How long does it take to train a human? It's useless for two years then maybe it can tell you it needs to poop.
The breakthrough will be developing this equivalent in an accessible manner and us taking care to train the thing for a couple of decades but then it becomes our friend.
Neither does OpenAI. It costs so much and still delivers so little. A human can generate breakthroughs in science and tech that can be used to reduce carbon emissions. ChatGPT can do no such thing.
What percentage of humans make meaningful contributions to advancing science or technology? The overwhelming majority of us are just worker bees servicing the needs of the human population.
I agree with you on this point. It’s also arguable that less people with a better education system could yield the same result with less environmental impact.
But my point, poorly explained, is that whatever ChatGPT is, it isn’t original or creative thought as a human would do it.

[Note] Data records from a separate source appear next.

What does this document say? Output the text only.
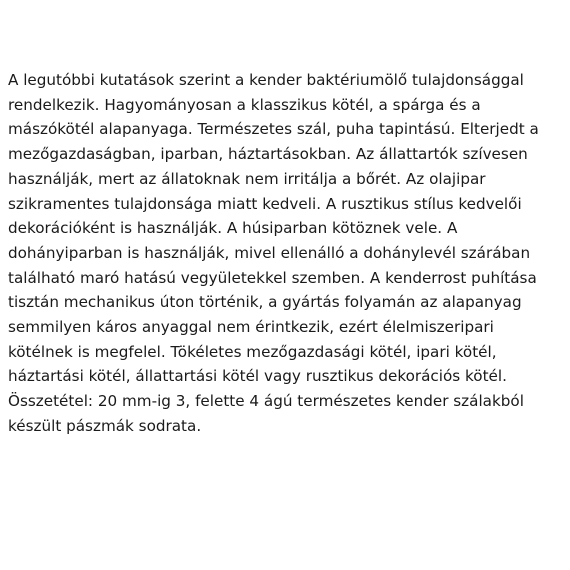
A legutóbbi kutatások szerint a kender baktériumölő tulajdonsággal
rendelkezik. Hagyományosan a klasszikus kötél, a spárga és a
mászókötél alapanyaga. Természetes szál, puha tapintású. Elterjedt a
mezőgazdaságban, iparban, háztartásokban. Az állattartók szívesen
használják, mert az állatoknak nem irritálja a bőrét. Az olajipar
szikramentes tulajdonsága miatt kedveli. A rusztikus stílus kedvelői
dekorációként is használják. A húsiparban kötöznek vele. A
dohányiparban is használják, mivel ellenálló a dohánylevél szárában
található maró hatású vegyületekkel szemben. A kenderrost puhítása
tisztán mechanikus úton történik, a gyártás folyamán az alapanyag
semmilyen káros anyaggal nem érintkezik, ezért élelmiszeripari
kötélnek is megfelel. Tökéletes mezőgazdasági kötél, ipari kötél,
háztartási kötél, állattartási kötél vagy rusztikus dekorációs kötél.

Összetétel: 20 mm-ig 3, felette 4 ágú természetes kender szálakból
készült pászmák sodrata.
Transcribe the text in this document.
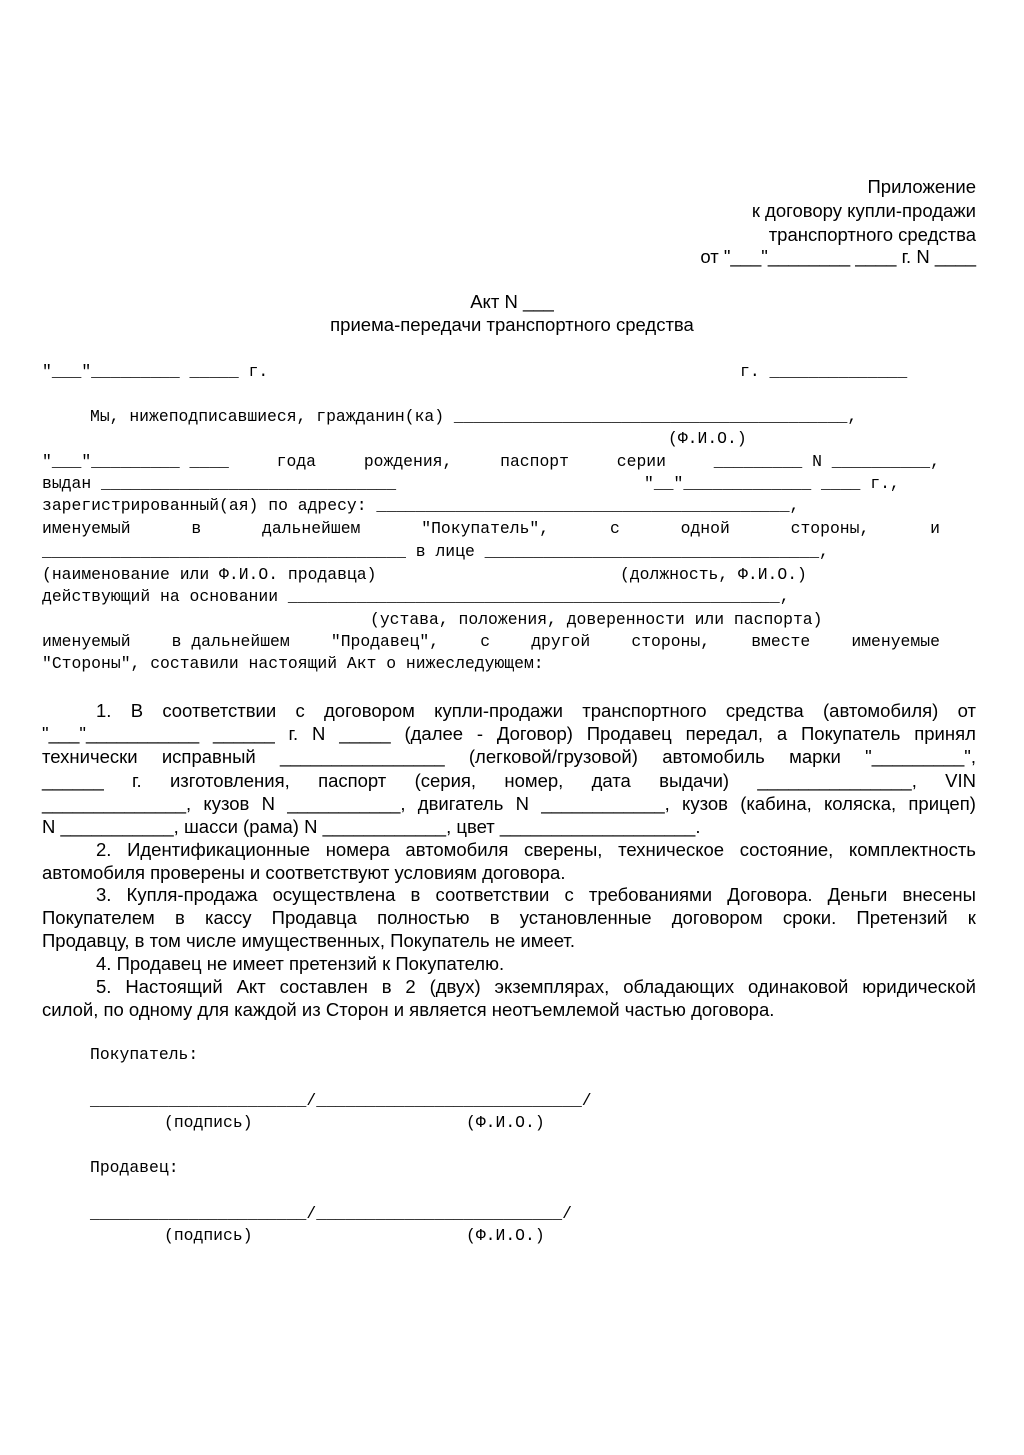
Приложение
к договору купли-продажи
транспортного средства
от "___"________ ____ г. N ____
Акт N ___
приема-передачи транспортного средства
"___"_________ _____ г.	г. ______________
Мы, нижеподписавшиеся, гражданин(ка) ________________________________________,
(Ф.И.О.)
"___"_________ ____	года	рождения,	паспорт	серии	_________ N __________,
выдан ______________________________	"__"_____________ ____ г.,
зарегистрированный(ая) по адресу: __________________________________________,
именуемый	в	дальнейшем	"Покупатель",	с	одной	стороны,	и
_____________________________________ в лице __________________________________,
(наименование или Ф.И.О. продавца)	(должность, Ф.И.О.)
действующий на основании __________________________________________________,
(устава, положения, доверенности или паспорта)
именуемый	в дальнейшем	"Продавец",	с	другой	стороны,	вместе	именуемые
"Стороны", составили настоящий Акт о нижеследующем:
1. В соответствии с договором купли-продажи транспортного средства (автомобиля) от
"___"___________ ______ г. N _____ (далее - Договор) Продавец передал, а Покупатель принял
технически исправный ________________ (легковой/грузовой) автомобиль марки "_________",
______ г. изготовления, паспорт (серия, номер, дата выдачи) _______________, VIN
______________, кузов N ___________, двигатель N ____________, кузов (кабина, коляска, прицеп)
N ___________, шасси (рама) N ____________, цвет ___________________.
2. Идентификационные номера автомобиля сверены, техническое состояние, комплектность
автомобиля проверены и соответствуют условиям договора.
3. Купля-продажа осуществлена в соответствии с требованиями Договора. Деньги внесены
Покупателем в кассу Продавца полностью в установленные договором сроки. Претензий к
Продавцу, в том числе имущественных, Покупатель не имеет.
4. Продавец не имеет претензий к Покупателю.
5. Настоящий Акт составлен в 2 (двух) экземплярах, обладающих одинаковой юридической
силой, по одному для каждой из Сторон и является неотъемлемой частью договора.
Покупатель:
______________________/___________________________/
(подпись)	(Ф.И.О.)
Продавец:
______________________/_________________________/
(подпись)	(Ф.И.О.)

Chomsky’s example (which is based off Turing): Do submarines swim? Yes, they swim — if that’s what you mean by swimming.
We don't have any clear definitions for "creativity" to begin with. In practice, in these contexts, it seems to be defined as "whatever only humans can do" - that is, the goalposts are automatically moved with every AI advancement.
How could they be moved when they aren't even defined in the first place? Scientists don't even know where to begin when it comes to studying the mind and human consciousness.
But yes, scientists can look at your experiments and show that they don't have anything in common with human thought.
> What percentage of humans make meaningful contributions to advancing science or technology?
I’m a nobody that you’ve never heard of and I’ve arguably made meaningful contributions. If that’s true, don’t you think there could be way more people out there than you or sibling commenter imply?
You can't know that. Currently, 8 billion humans generate a few scientific breakthroughs per year. You'd have to run several billion ChatGPTs for a year with zero breakthroughs to have any confidence in such a claim.
With billions of GPT output streams, how do you actually discover and rank what’s significant? Screen them through some even more powerful models? I imagine it’s like a volcano eruption of text where some are absolutely brilliant and most is worthless and finding the jewels is even more demanding than generating it all.
Some theories are easily testable. For instance, ask it to write some code to efficiently solve traveling salesman problems, and then test the code on some sample problems. You can score the quality of solutions and time taken, and manually inspect the best ones.
At this point there is no framework that suggests GPT understands the underlying data. It can’t assign meaning as a human would. It can’t consume hundreds of math textbooks and learn the principles of math and then apply them more broadly to science textbooks and research papers. It can’t even reliably add two numbers.
Yes, brute forcing with hard AI can produce many thoughts. But the AI wouldn’t know they are correct. It couldn’t explain why. Any discovery would only be attributable to randomness. It wouldn’t be learning from itself and its priors.
> At this point there is no framework that suggests GPT understands the underlying data. It can’t assign meaning as a human would.
Actually there are many indications that GPT understands the data, because its output mostly makes sense. The reason it can't assign meaning the way a human would is because a human can correlate words with other sensory data that GPT doesn't have access to. That's where GPT creates nonsense.
Think carefully about what "understanding" means in a mechanistic sense. It's a form of compression, and a few billion parameters encoding the contents of a large part of the internet seems like pretty good compression to me.
GPT doesn't display understanding of purely abstract systems, so I doubt it's an issue of lacking sensory information. It can't consistently do arithmetic, for example - and I think it would be presumptuous to insist that sensory information is a prerequisite for mathematics, even though that's how humans arrived at it.
It's not yet clear why it struggles with arithmetic. It could be data-related, could be model-related, although scaling both seems to improve the situation.
In any case, GPT could still understand non-abstract things just fine. People with low IQ also struggle with abstract reasoning, and IQ tests place GPT-3 at around 83.
I still think that this will be a major form of AI that is accessible to the public at large and it will enable productivity improvements at all levels.
I'm not joking, this is really something I think will/should happen.
The breakthrough will be developing this equivalent in an accessible manner and us taking care to train the thing for a couple of decades but then it becomes our friend.